No Surprise Here - Benefits of Healthful Eating for Kids

This week Medscape posted an article written by gastroenterologist Diane L. Barsky entitled "The Anti-inflammatory Diet's Surprising Benefits in Children."  In her discussion, Dr. Barsky describes a diet that combines traditional Asian and Mediterranean food culture.  This fusion diet is rich in fresh foods, fruits and vegetables, and legumes while minimizing the intake of processed foods, high-fructose corn syrup, and saturated animal fat.  Research has shown that this anti-inflammatory diet benefits children suffering from allergies, asthma, obesity, fatty liver, and, even, ADD and ADHD.

From those of us who consider good diet indispensable for good health, the only thing that is startling is the fact that a medical doctor--a gastroenterologist, no less--would find the multitude of advantages of healthful eating surprising.  Far from being beneficial, our standard diet today is barely even fit for human consumption.  Until very recently in our history, human beings had always eaten fresh, natural foods with less meat and more vegetables.  The modern inventions of trans fats, high-fructose corn syrup, and chemical additives in concert with contemporary farming and ranching have led to what amounts to a long-term experiment to determine if human health can be maintained on a diet of engineered foods.

If the health of adults is affected by poor food choices, it stands to reason that children are even more at risk.  Thousands of years of astute Chinese observation have revealed several important things about children and their diets.  First, our children come into this world with immature digestive function.  For this reason, nature provides us a sublime, nourishing food in liquid form, mother's milk.  Once infants begin reaching out for solid food, it is appropriate to slowly introduce bland, digestible, nourishing food into their diets and wean them off breast milk.  Finally, between the ages of 5 to 6, human beings develop the capacity to digest a wide variety of foods, and our parents can feed us more like adults.  In other words, when it comes to diet, kids are especially vulnerable.

Modern life has resulted, however, in widespread amnesia, and we know longer rely on the grand legacy of human wisdom to feed our offspring.  Fake breast milk, a manufactured blend of powdered beans or animal dairy derivatives enhanced with added chemical nutrients, often replaces nature's live elixir.  Instead of regular meals, we instill a lifetime of comfort eating in infants by feeding them on demand.  Finally, once solid food is on the menu, we rush to try out new and unfamiliar foods, delighted when an expression of happy satisfaction signals that a child has succumbed to the seduction of an adult food.
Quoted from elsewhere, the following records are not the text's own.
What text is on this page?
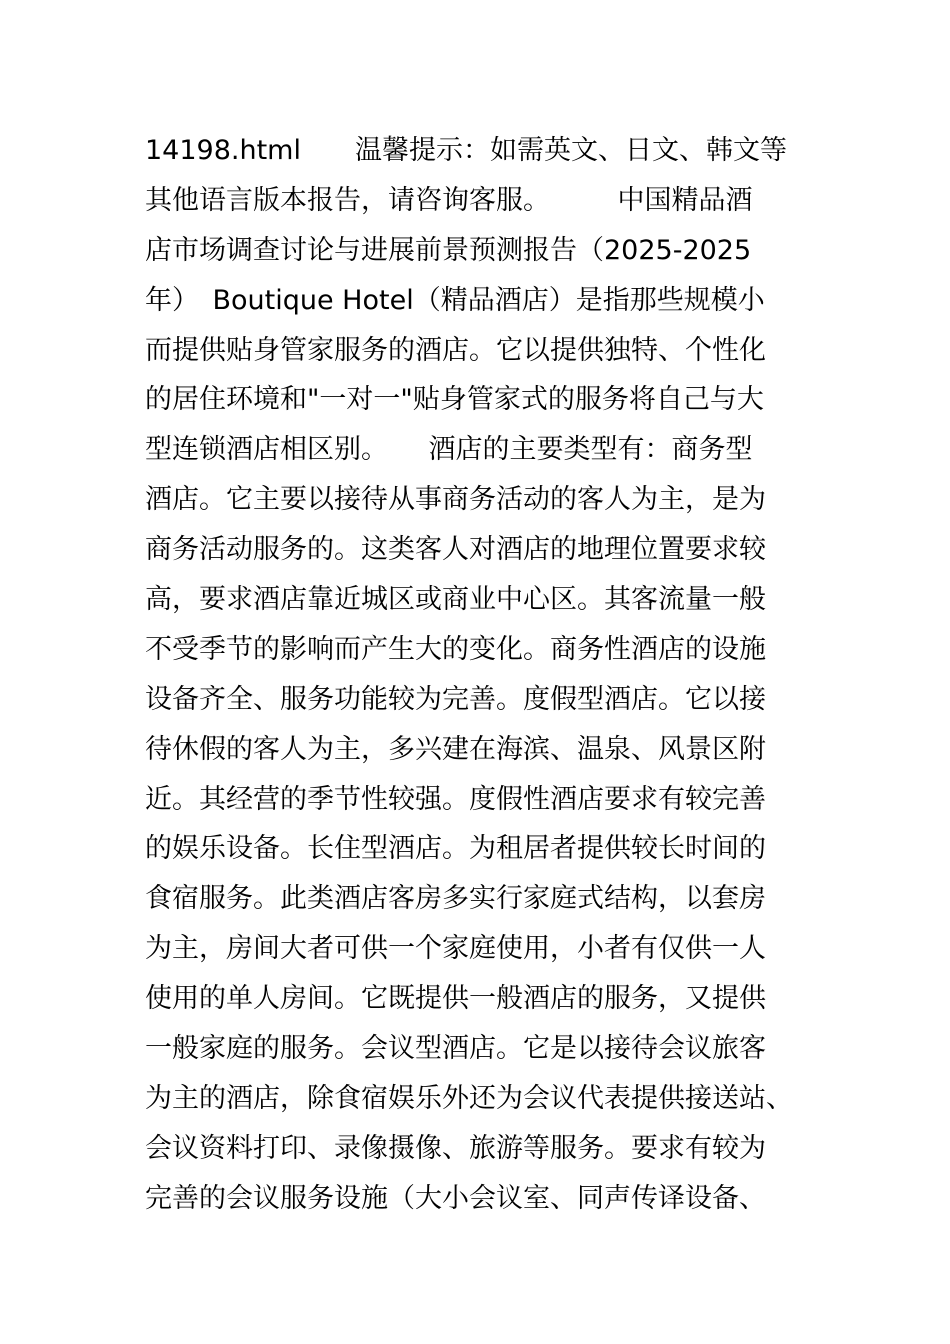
14198.html　　温馨提示：如需英文、日文、韩文等
其他语言版本报告，请咨询客服。　　　中国精品酒
店市场调查讨论与进展前景预测报告（2025-2025
年）　Boutique Hotel（精品酒店）是指那些规模小
而提供贴身管家服务的酒店。它以提供独特、个性化
的居住环境和"一对一"贴身管家式的服务将自己与大
型连锁酒店相区别。　　酒店的主要类型有：商务型
酒店。它主要以接待从事商务活动的客人为主，是为
商务活动服务的。这类客人对酒店的地理位置要求较
高，要求酒店靠近城区或商业中心区。其客流量一般
不受季节的影响而产生大的变化。商务性酒店的设施
设备齐全、服务功能较为完善。度假型酒店。它以接
待休假的客人为主，多兴建在海滨、温泉、风景区附
近。其经营的季节性较强。度假性酒店要求有较完善
的娱乐设备。长住型酒店。为租居者提供较长时间的
食宿服务。此类酒店客房多实行家庭式结构，以套房
为主，房间大者可供一个家庭使用，小者有仅供一人
使用的单人房间。它既提供一般酒店的服务，又提供
一般家庭的服务。会议型酒店。它是以接待会议旅客
为主的酒店，除食宿娱乐外还为会议代表提供接送站、
会议资料打印、录像摄像、旅游等服务。要求有较为
完善的会议服务设施（大小会议室、同声传译设备、
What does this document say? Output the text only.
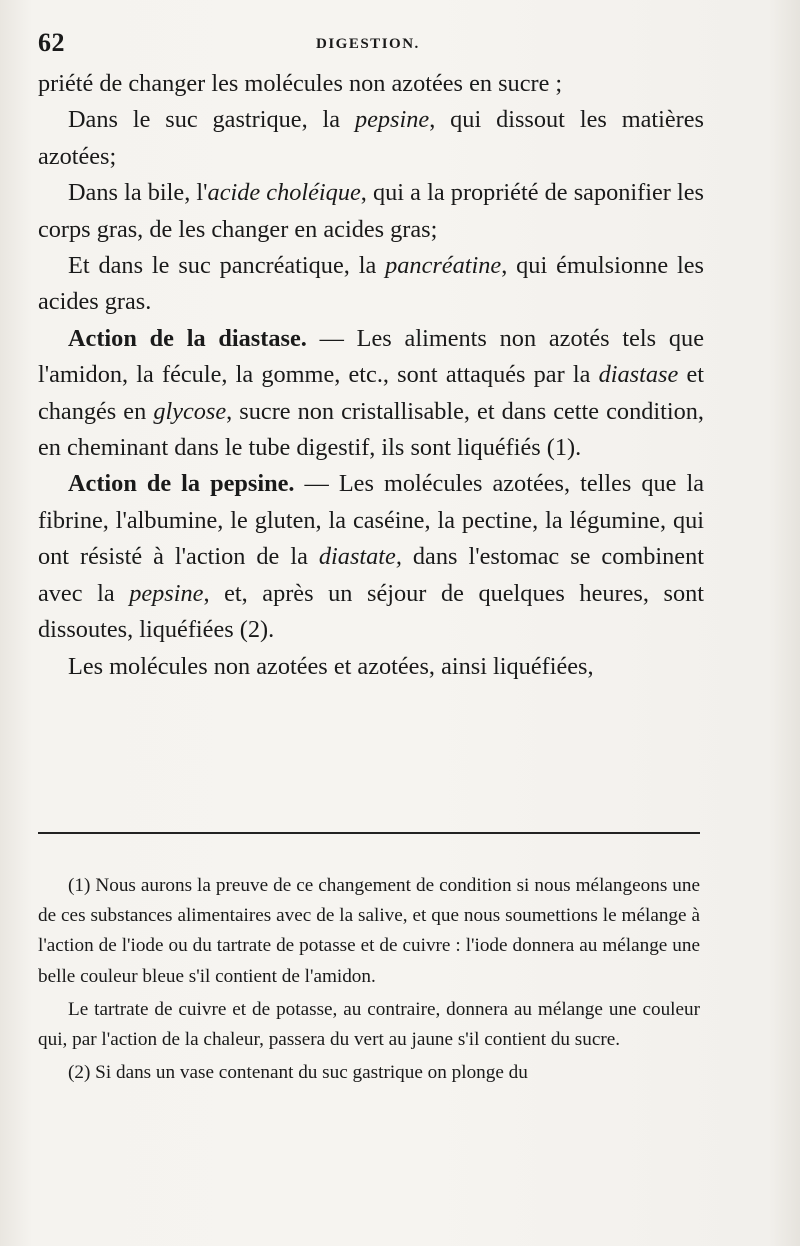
62	DIGESTION.

priété de changer les molécules non azotées en sucre ;

Dans le suc gastrique, la pepsine, qui dissout les matières azotées;

Dans la bile, l'acide choléique, qui a la propriété de saponifier les corps gras, de les changer en acides gras;

Et dans le suc pancréatique, la pancréatine, qui émulsionne les acides gras.

Action de la diastase. — Les aliments non azotés tels que l'amidon, la fécule, la gomme, etc., sont attaqués par la diastase et changés en glycose, sucre non cristallisable, et dans cette condition, en cheminant dans le tube digestif, ils sont liquéfiés (1).

Action de la pepsine. — Les molécules azotées, telles que la fibrine, l'albumine, le gluten, la caséine, la pectine, la légumine, qui ont résisté à l'action de la diastate, dans l'estomac se combinent avec la pepsine, et, après un séjour de quelques heures, sont dissoutes, liquéfiées (2).

Les molécules non azotées et azotées, ainsi liquéfiées,

(1) Nous aurons la preuve de ce changement de condition si nous mélangeons une de ces substances alimentaires avec de la salive, et que nous soumettions le mélange à l'action de l'iode ou du tartrate de potasse et de cuivre : l'iode donnera au mélange une belle couleur bleue s'il contient de l'amidon.

Le tartrate de cuivre et de potasse, au contraire, donnera au mélange une couleur qui, par l'action de la chaleur, passera du vert au jaune s'il contient du sucre.

(2) Si dans un vase contenant du suc gastrique on plonge du
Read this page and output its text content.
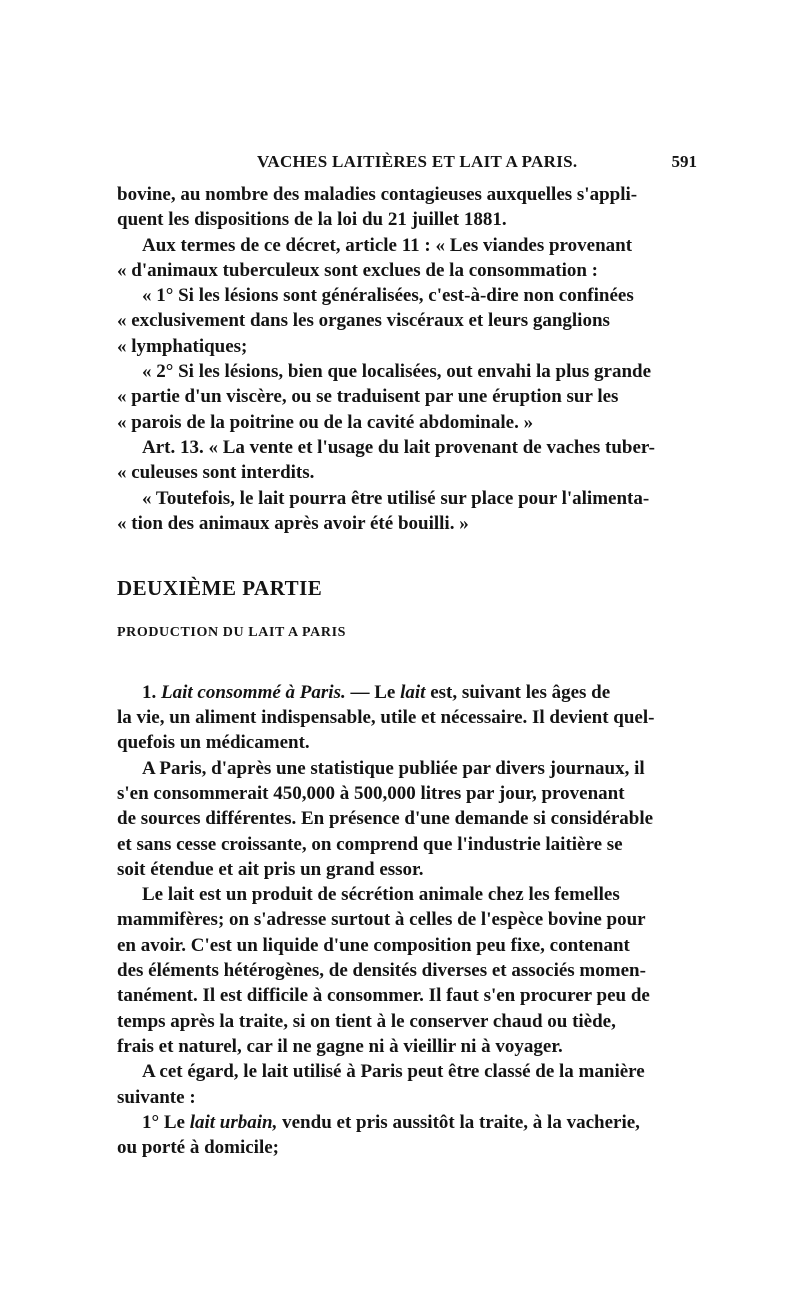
VACHES LAITIÈRES ET LAIT A PARIS.	591

bovine, au nombre des maladies contagieuses auxquelles s'appli-
quent les dispositions de la loi du 21 juillet 1881.

Aux termes de ce décret, article 11 : « Les viandes provenant
« d'animaux tuberculeux sont exclues de la consommation :

« 1° Si les lésions sont généralisées, c'est-à-dire non confinées
« exclusivement dans les organes viscéraux et leurs ganglions
« lymphatiques;

« 2° Si les lésions, bien que localisées, out envahi la plus grande
« partie d'un viscère, ou se traduisent par une éruption sur les
« parois de la poitrine ou de la cavité abdominale. »

Art. 13. « La vente et l'usage du lait provenant de vaches tuber-
« culeuses sont interdits.

« Toutefois, le lait pourra être utilisé sur place pour l'alimenta-
« tion des animaux après avoir été bouilli. »

DEUXIÈME PARTIE

PRODUCTION DU LAIT A PARIS

1. Lait consommé à Paris. — Le lait est, suivant les âges de
la vie, un aliment indispensable, utile et nécessaire. Il devient quel-
quefois un médicament.

A Paris, d'après une statistique publiée par divers journaux, il
s'en consommerait 450,000 à 500,000 litres par jour, provenant
de sources différentes. En présence d'une demande si considérable
et sans cesse croissante, on comprend que l'industrie laitière se
soit étendue et ait pris un grand essor.

Le lait est un produit de sécrétion animale chez les femelles
mammifères; on s'adresse surtout à celles de l'espèce bovine pour
en avoir. C'est un liquide d'une composition peu fixe, contenant
des éléments hétérogènes, de densités diverses et associés momen-
tanément. Il est difficile à consommer. Il faut s'en procurer peu de
temps après la traite, si on tient à le conserver chaud ou tiède,
frais et naturel, car il ne gagne ni à vieillir ni à voyager.

A cet égard, le lait utilisé à Paris peut être classé de la manière
suivante :

1° Le lait urbain, vendu et pris aussitôt la traite, à la vacherie,
ou porté à domicile;
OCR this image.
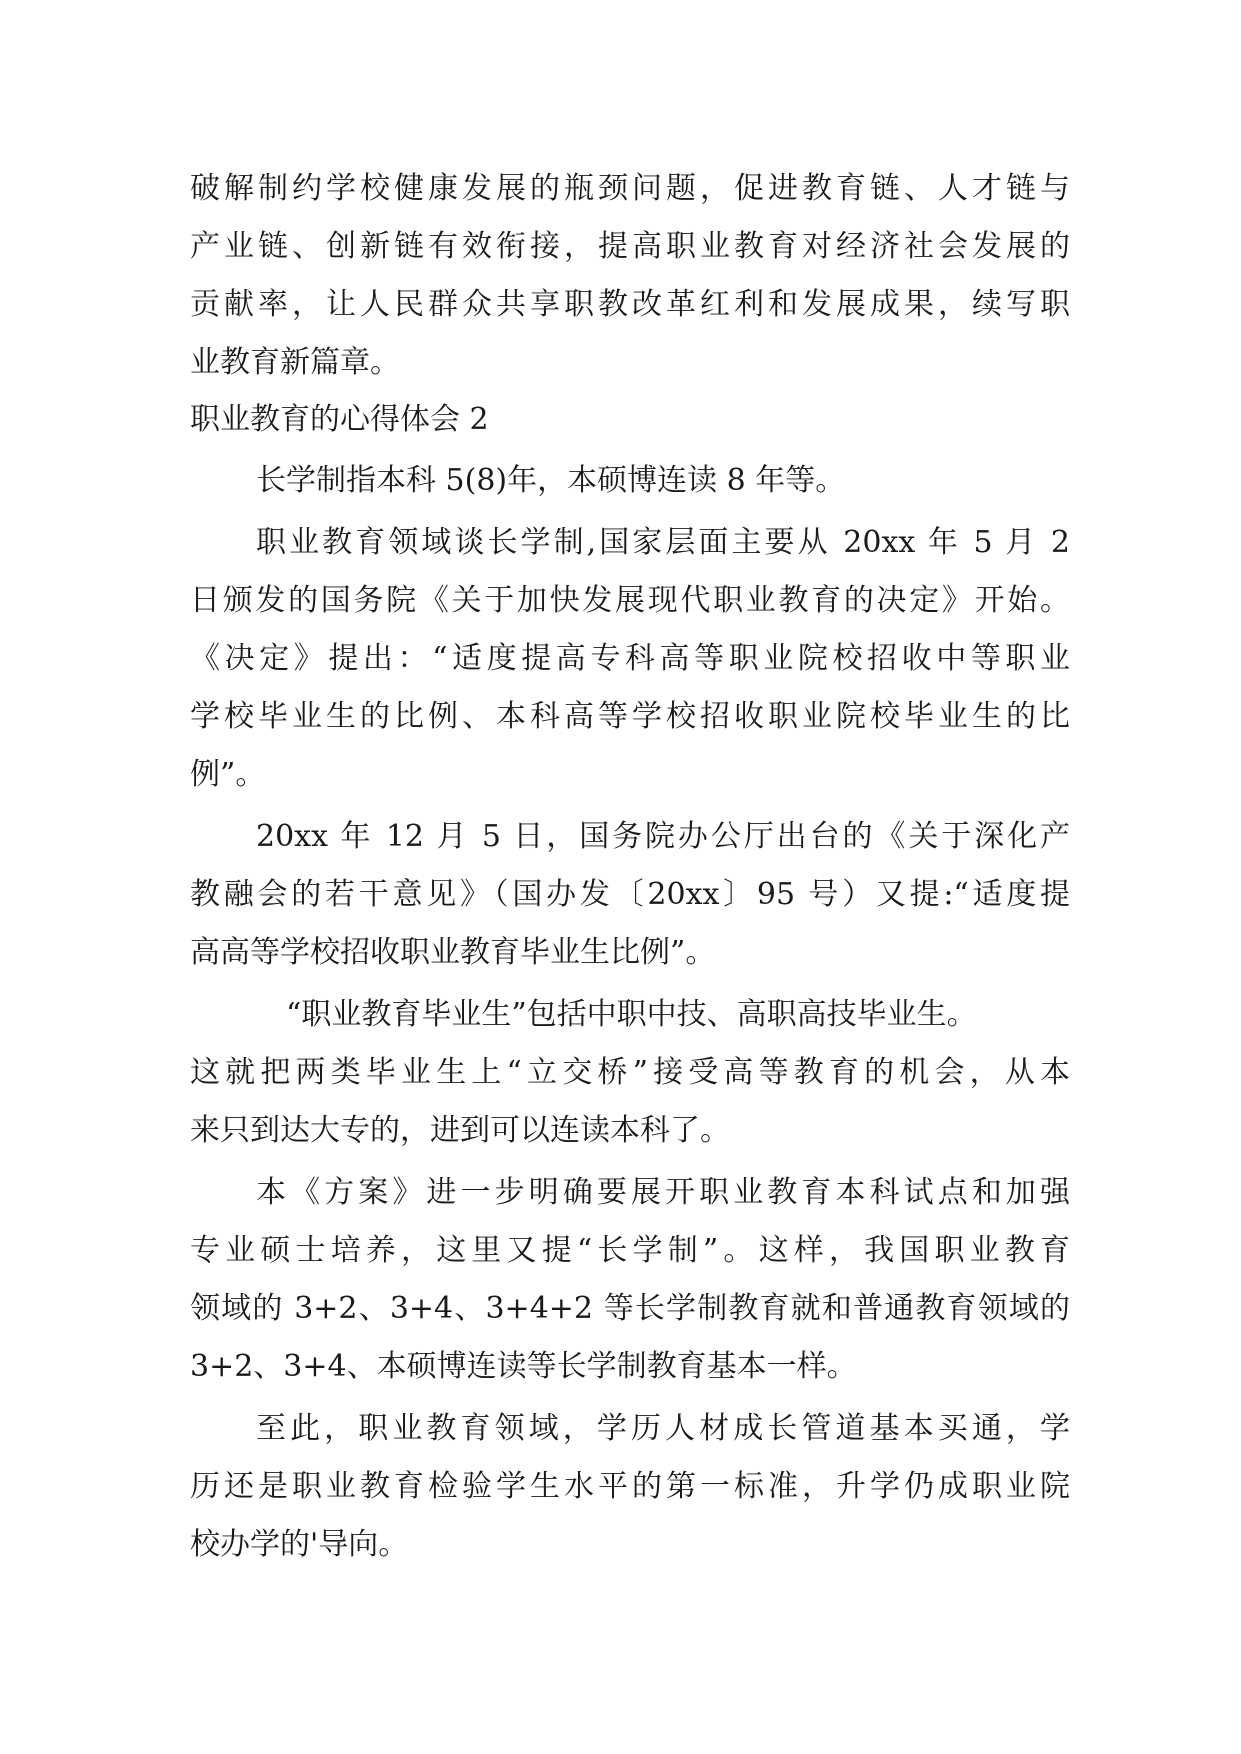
破解制约学校健康发展的瓶颈问题，促进教育链、人才链与
产业链、创新链有效衔接，提高职业教育对经济社会发展的
贡献率，让人民群众共享职教改革红利和发展成果，续写职
业教育新篇章。
职业教育的心得体会 2
长学制指本科 5(8)年，本硕博连读 8 年等。
职业教育领域谈长学制,国家层面主要从 20xx 年 5 月 2
日颁发的国务院《关于加快发展现代职业教育的决定》开始。
《决定》提出：“适度提高专科高等职业院校招收中等职业
学校毕业生的比例、本科高等学校招收职业院校毕业生的比
例”。
20xx 年 12 月 5 日，国务院办公厅出台的《关于深化产
教融会的若干意见》（国办发〔20xx〕95 号）又提:“适度提
高高等学校招收职业教育毕业生比例”。
“职业教育毕业生”包括中职中技、高职高技毕业生。
这就把两类毕业生上“立交桥”接受高等教育的机会，从本
来只到达大专的，进到可以连读本科了。
本《方案》进一步明确要展开职业教育本科试点和加强
专业硕士培养，这里又提“长学制”。这样，我国职业教育
领域的 3+2、3+4、3+4+2 等长学制教育就和普通教育领域的
3+2、3+4、本硕博连读等长学制教育基本一样。
至此，职业教育领域，学历人材成长管道基本买通，学
历还是职业教育检验学生水平的第一标准，升学仍成职业院
校办学的'导向。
Putting our faith in food scientists, we reason that if it does not hurt us then it must be safe for our children.  In a time when diet-related heart disease, diabetes, and obesity are epidemic, we are obviously in denial about the safety of our modern diet.  Furthermore, we sadly see all of the negative consequences of contemporary eating most apparently in our children.  The good news is that medical scientists are now gathering the evidence needed to show the dangers of engineered foods designed by their colleagues in the food industry, thus proving scientifically what any observant person with common sense should already know.